UMUR
"Infinite Regress" is the 6th full-length studio album by Japanese, Tokyo based death metal act Defiled. The album was released through Season of Mist in January 2020. It´s the successor to "Towards Inevitable Ruin" from 2016 and features one lineup change since the predecessor as bassist Hiroaki Sato has been replaced by Takachika Nakajima.

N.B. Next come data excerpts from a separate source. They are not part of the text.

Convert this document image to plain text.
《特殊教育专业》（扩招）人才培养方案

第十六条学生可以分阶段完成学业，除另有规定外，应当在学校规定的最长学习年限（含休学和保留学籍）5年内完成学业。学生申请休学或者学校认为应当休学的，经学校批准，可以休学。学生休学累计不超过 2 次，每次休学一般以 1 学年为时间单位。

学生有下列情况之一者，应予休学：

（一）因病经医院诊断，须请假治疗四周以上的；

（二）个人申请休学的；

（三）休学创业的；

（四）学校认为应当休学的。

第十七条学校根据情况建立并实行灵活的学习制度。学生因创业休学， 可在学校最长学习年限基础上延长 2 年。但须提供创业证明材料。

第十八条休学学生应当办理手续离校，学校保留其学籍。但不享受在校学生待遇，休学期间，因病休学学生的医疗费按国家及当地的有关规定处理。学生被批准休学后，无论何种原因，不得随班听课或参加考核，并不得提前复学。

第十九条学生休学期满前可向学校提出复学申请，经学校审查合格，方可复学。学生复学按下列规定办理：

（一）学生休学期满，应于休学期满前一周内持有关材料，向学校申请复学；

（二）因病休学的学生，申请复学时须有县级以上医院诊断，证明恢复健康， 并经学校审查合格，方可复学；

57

Stylistically the material on "Infinite Regress" are unmistakably the sound of Defiled. Brutal technical US influenced death metal with a twist. The twist consists of the fact that Defiled are inherently old school and often have more in common with acts like Autopsy and early Deceased than they have with the more technical part of the early 90s death metal scene and artists like Suffocation and Gorguts. But...Defiled still play a very technical death metal style with loads of tempo changes, unconventional riffs, and a generally adventurous approach to songwriting, so the comparison above should not be misunderstood as if this isn´t music with at least some focus on technical playing.
One of the greatest strengths of "Infinite Regress" is the raw and organic way the music is delivered. These guys are human and they want you to know it. The raw, powerful, and organic sounding production job supports that sentiment too, and "Infinite Regress" is generally far removed from most of the more clinical and sterile sounding contemporary brutal technical death metal releases. Highlights include "Divide and Conquer" (the drumming is brilliant on this one), "Tragedy" (old school to the core), and "Centuries". Predominantly because those tracks stand out as a bit different from the remaining tracks, but all material on the album are of high quality.
Upon conclusion "Infinite Regress" is through and through a high quality death metal release. It´s not often you´ll come across death metal acts with a unique sound these days, but thankfully we still have artists like Defiled to prove to the world that intriguing, adventurous, and unconventional death metal is still being produced (while still maintaining old school death metal credibility). A 4 star (80%) rating is deserved.